A rendering of Clark Street after construction.
Purple Group

A rendering of Clark Street after construction.

Purple Group

Chicago Transit Authority (CTA) announced construction for the Red-Purple Bypass is set to begin this fall, a major component of CTA’s Red Purple Modernization (RPM) Phase One Project to rebuild the century-old rail system. The RPM Phase One project will make commuting better for CTA riders with improved service and modern, fully accessible stations.

A photo of Clark Street before construction.
Purple Group

A photo of Clark Street before construction.

Purple Group

This fall, CTA will begin constructing new track foundations in the Lakeview community for a new rail bypass bridge that will replace an existing rail junction built in 1907 just north of the Belmont station. The new structure will be a bypass that will carry Kimball-bound CTA Brown Line trains over north and southbound Red and Purple Line tracks just north of Belmont station.

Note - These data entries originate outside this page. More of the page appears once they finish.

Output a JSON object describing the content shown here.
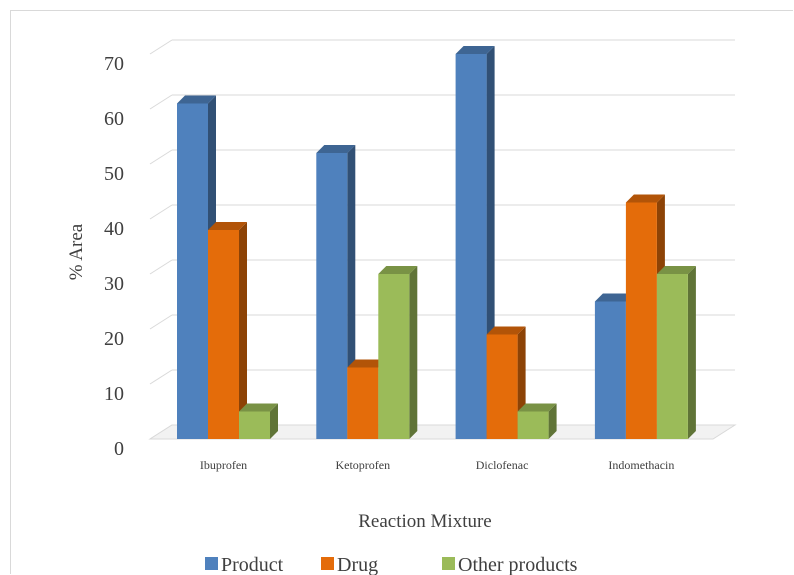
{
  "chart_data": {
    "type": "bar",
    "style": "3d-clustered-column",
    "categories": [
      "Ibuprofen",
      "Ketoprofen",
      "Diclofenac",
      "Indomethacin"
    ],
    "series": [
      {
        "name": "Product",
        "values": [
          61,
          52,
          70,
          25
        ],
        "color": "#4f81bd"
      },
      {
        "name": "Drug",
        "values": [
          38,
          13,
          19,
          43
        ],
        "color": "#e46c0a"
      },
      {
        "name": "Other products",
        "values": [
          5,
          30,
          5,
          30
        ],
        "color": "#9bbb59"
      }
    ],
    "title": "",
    "xlabel": "Reaction Mixture",
    "ylabel": "% Area",
    "ylim": [
      0,
      70
    ],
    "yticks": [
      0,
      10,
      20,
      30,
      40,
      50,
      60,
      70
    ],
    "grid": true,
    "legend": "bottom"
  }
}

The bypass will improve service reliability on the Red, Purple, and Brown lines, increasing train speeds, easing overcrowding on rail cars and providing CTA the ability to increase the number of trains it can run during the busiest travel periods for the nearly 150,000 rides it currently carries.

Additionally, the project improves the local community by creating a brighter, cleaner, safer, and more pleasant pedestrian environment and will complement the comprehensive Transit Oriented Development Plan that CTA prepared in 2018 with the local community for parcels of land that will be available for development when construction is completed.

CTA is finalizing construction start dates with the project’s contractor, Walsh-Fluor Design Build Team and will continue to provide advance notification of construction impacts. Red Line service will continue throughout the entire project.

Since RPM Phase One was announced in 2014, public meetings have been held to gather community input regarding the project. As a result, CTA has responded to the community’s needs and concerns in preparation to construction in several ways, including the installation of flower boxes, butterfly sculptures and landscaping on Wilton Avenue and School Street along the fence bordering the CTA-owned lot. CTA has also helped promote construction-affected businesses during utility work with Open for Business banners, social media posts, and encouraging workers to eat and shop locally.